Multa diária. Terceiros. Possibilidade. Analogia. Poder geral de cautela. Teoria dos poderes implícitos. Bloqueio de valores (BACEN-JUD). Inscrição em Dívida Ativa. REsp 1.568.445 (Inf. 677 do STJ).
É sabido que o CPP não traz qualquer regra expressa que autorize o juiz criminal a fixar multa diária (astreintes) para compelir terceiros ao cumprimento de suas determinações.
A despeito disso, a Terceira Seção do STJ unifirmizou o entendimento das suas Turmas (Quinta e Sexta) no sentido de que essa medida judicial é plenamente admissível; mais do que isso, entendeu-se que o próprio juiz criminal pode acionar a ferramenta BACEN-JUD para o bloqueio de valores necessários à satisfação de multa que tenha sido aplicada mercê do descumprimento de suas ordens por terceiros.
Como se chegou a essa orientação? Qual a fundamentação jurídica utilizada para legitimar essa postura do juiz criminal?

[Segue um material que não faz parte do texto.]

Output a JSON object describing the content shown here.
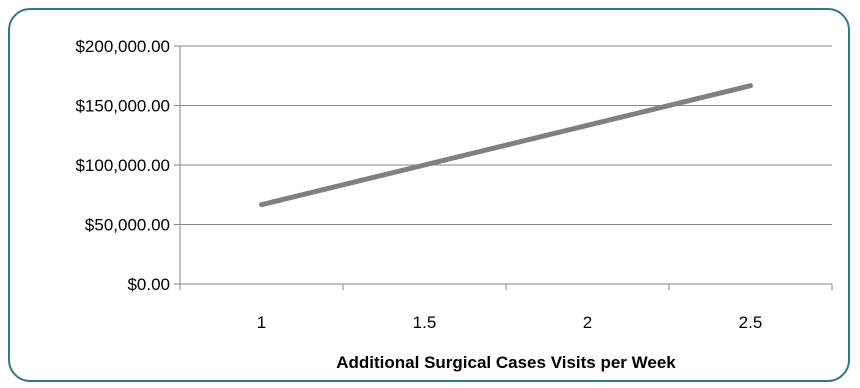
{
  "chart_data": {
    "type": "line",
    "title": "",
    "xlabel": "Additional Surgical Cases Visits per Week",
    "ylabel": "",
    "x": [
      1,
      1.5,
      2,
      2.5
    ],
    "x_tick_labels": [
      "1",
      "1.5",
      "2",
      "2.5"
    ],
    "series": [
      {
        "values": [
          66667,
          100000,
          133333,
          166667
        ]
      }
    ],
    "y_ticks": [
      0,
      50000,
      100000,
      150000,
      200000
    ],
    "y_tick_labels": [
      "$0.00",
      "$50,000.00",
      "$100,000.00",
      "$150,000.00",
      "$200,000.00"
    ],
    "ylim": [
      0,
      200000
    ],
    "grid": true,
    "legend": "none",
    "colors": {
      "line": "#808080",
      "grid": "#868686",
      "frame": "#2b7a86"
    }
  }
}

O STJ trabalhou com três argumentos centrais:
1º) possiblidade da aplicação ao processo penal, por analogia, de regras do Código de Processo Civil: a partir da válvula aberta pelo art. 3º do CPP, avulta a possibilidade de o juiz criminal valer-se das regras do CPC que versam sobre a fixação de multas (astreintes) para que terceiros cooperem com a investigação e a instrução processual. Ademais, o Marco Civil da Internet (Lei 12.965/2014) também contempla a fixação e aplicação de multas para assegurar o cumprimento de decisões judiciais;
2º) poder geral de cautela: o juiz criminal, de uma maneira geral, também detém poder geral de cautela, à semelhança do juiz cível. Por isso, pode adotar medidas necessárias para assegurar o cumprimento de decisões relacionadas à investigação ou à instrução processual. Somente quando se cuidar de medidas cautelares de caráter pessoal, que afetem o direito de ir e vir do cidadão, é que não se pode adotar providências que não estejam expressamente previstas em lei;
3º) teoria dos poderes implícitos (implied powers): se ao juiz é outorgado o dever-poder de assegurar o regular andamento da investigação criminal, com respeito aos direitos fundamentais, bem como a higidez da instrução probatória, devem ser assegurados os meios necessários para o cumprimento do seu mister. Nesse contexto emergem as multas coativas (astreintes), importantes para assegurar a obediência às ordens judiciais dirigidas a terceiros que devem cooperar com a justiça criminal.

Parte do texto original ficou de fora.